I appreciate anything you can do. Thank you.
[00:05:15] Councilor Greg Evans: Question for staff: As part of the review, are we going to be taking a look at whether or not rentals move from long-term rentals to short-term rentals as a result of this? Would that be one of the measures that we will be looking at, in terms of evaluation, as we move down the line if we pass this tonight and we’re looking two years down the line.
I’ve had some anecdotal and some other conversations with long-term and short term landlords that have said, they may move out of the long-term rental market and towards moving their units into short-term rentals as a result, which would not be good for us in the long run.
[00:06:05] City Manager Sarah Medary: Yeah, we definitely have the ability to track some of the short-term. We’re working through what the measures will need to be. And I’ll probably have a better idea of that in the fall.
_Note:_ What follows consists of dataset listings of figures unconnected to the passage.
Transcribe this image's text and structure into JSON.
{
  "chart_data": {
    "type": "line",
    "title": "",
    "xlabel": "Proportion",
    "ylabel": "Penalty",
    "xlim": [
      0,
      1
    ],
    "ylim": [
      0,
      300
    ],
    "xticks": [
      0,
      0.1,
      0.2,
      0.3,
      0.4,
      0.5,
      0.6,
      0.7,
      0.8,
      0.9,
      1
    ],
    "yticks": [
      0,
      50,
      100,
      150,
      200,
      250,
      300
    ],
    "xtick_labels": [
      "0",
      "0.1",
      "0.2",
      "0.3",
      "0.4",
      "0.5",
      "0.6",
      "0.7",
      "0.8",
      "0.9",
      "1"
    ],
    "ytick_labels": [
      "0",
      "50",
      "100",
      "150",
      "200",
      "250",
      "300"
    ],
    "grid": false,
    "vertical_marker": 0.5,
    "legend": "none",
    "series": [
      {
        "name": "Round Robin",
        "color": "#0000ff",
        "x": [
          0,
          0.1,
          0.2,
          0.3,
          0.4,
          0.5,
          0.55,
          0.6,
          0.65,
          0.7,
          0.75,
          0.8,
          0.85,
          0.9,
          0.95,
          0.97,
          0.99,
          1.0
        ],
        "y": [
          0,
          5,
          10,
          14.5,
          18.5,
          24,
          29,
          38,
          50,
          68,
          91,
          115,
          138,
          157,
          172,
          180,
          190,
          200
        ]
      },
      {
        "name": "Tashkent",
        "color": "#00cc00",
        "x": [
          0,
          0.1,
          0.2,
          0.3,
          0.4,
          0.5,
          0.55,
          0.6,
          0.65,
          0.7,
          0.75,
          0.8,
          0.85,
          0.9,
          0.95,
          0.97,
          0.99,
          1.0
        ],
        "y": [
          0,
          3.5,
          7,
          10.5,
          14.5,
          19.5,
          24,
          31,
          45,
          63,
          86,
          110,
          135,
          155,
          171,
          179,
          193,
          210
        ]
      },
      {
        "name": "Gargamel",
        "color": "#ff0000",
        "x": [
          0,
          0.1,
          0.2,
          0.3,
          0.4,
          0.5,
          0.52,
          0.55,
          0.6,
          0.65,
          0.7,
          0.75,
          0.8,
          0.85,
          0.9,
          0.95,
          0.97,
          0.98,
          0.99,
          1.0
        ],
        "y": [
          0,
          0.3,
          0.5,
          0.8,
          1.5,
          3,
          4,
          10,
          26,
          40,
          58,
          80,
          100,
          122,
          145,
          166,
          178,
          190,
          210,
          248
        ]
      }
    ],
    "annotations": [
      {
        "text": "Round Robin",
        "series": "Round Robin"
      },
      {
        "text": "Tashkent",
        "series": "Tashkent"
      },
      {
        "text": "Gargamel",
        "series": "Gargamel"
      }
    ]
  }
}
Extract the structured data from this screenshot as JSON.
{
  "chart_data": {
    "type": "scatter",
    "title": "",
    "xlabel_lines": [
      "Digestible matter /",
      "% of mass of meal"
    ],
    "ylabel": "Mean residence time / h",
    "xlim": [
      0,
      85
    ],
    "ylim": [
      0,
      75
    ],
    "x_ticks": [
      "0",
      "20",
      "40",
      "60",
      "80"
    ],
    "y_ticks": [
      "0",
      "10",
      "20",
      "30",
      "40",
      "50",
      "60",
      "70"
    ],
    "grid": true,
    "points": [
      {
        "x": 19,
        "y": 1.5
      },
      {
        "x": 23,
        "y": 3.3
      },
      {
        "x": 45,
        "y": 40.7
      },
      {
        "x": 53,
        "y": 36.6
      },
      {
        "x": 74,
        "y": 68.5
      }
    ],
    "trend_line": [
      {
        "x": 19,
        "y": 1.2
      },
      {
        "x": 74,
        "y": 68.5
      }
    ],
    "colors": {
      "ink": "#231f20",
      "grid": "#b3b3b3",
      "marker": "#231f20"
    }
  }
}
And I can check in with you. But your motion literally said “a qualitative and quantitative analysis of impacts to renters, landlords and the rental housing market.” So that would, the rental housing market would be, is it shifting from short-term (Okay.)
[00:06:31] Councilor Mike Clark: I suspect doing a head count that this will pass. City Manager, I know I’ve heard the comments tonight. I suspect that Councilor Evans is correct. I’ve counseled a number of people that I work with, who are rental owners, that it is a wiser move and probably a greater financial advantage to have an Airbnb than a long-term rental in Eugene.
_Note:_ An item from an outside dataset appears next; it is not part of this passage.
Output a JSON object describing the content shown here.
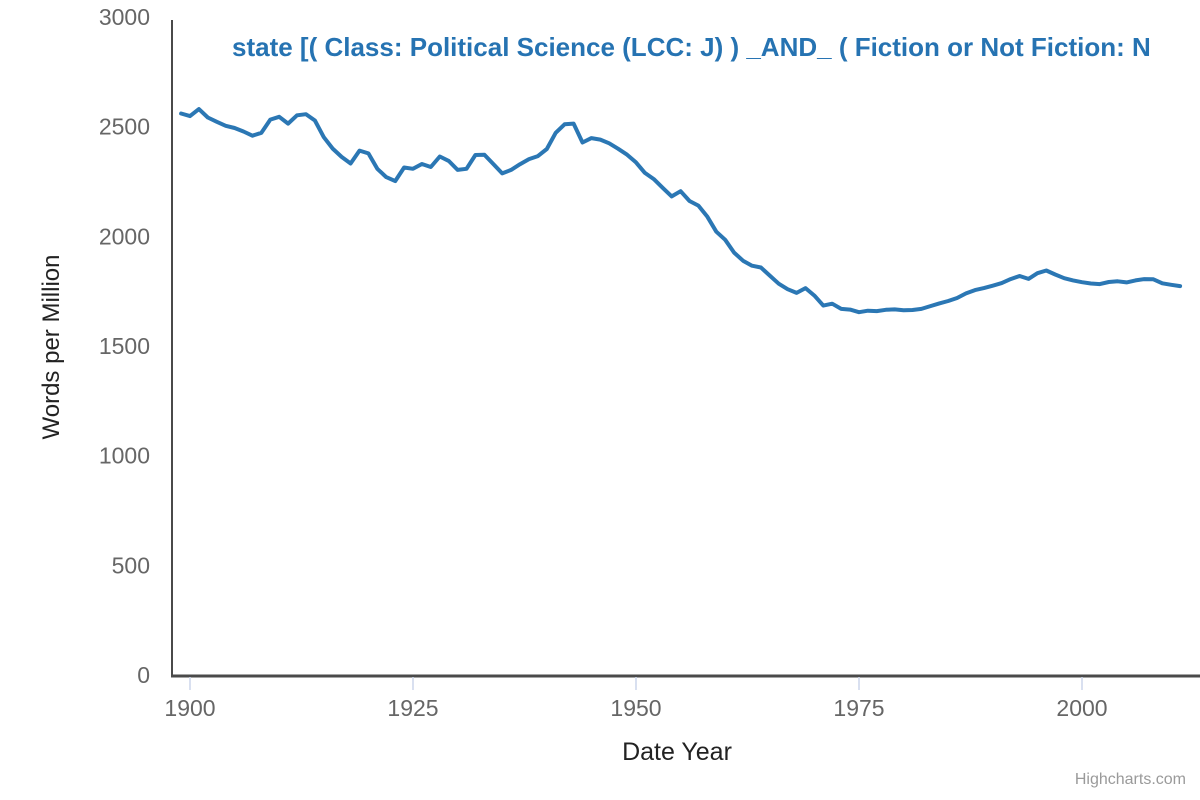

[00:06:55] I suspect that we’re going to see a quite a lot of evictions happen in the interim time between this passage and when it takes effect. My understanding of that is 30 days. Am I right? (Yeah, that’s correct.) So I certainly hope we have some manner to capture how many evictions take place between now and the next 30 days, because I think it will be absolutely substantial, that people will want to move on this before they have the liability to pay the two months’ worth of relocation assistance. And I think those numbers won’t be small in this community.
[00:07:36] So, I think we’re putting a bunch of people out of their homes tonight, if we pass this.
[00:07:40] Mayor Lucy Vinis: All right. Thank you. With that, the motion is on the table. All in favor: five. Opposed: two. So that passes.
[00:07:50] John Q: Mike Clark suggests the city is paying Lane County Democrats to measure the results of their own policies. Monday night, renter protection becomes the third issue approved by the city council despite significant public opposition. Two of those high-profile decisions were recently sent back for rework. A controversial effort to extend middle housing mandates just got sent back by a court. The council also reversed a ban that would have affected NW Natural.
Mike Clark predicts renter protection will be the next council decision to get sent back. He wants independent reporting of evictions, which he predicts will soar in the next 30 days.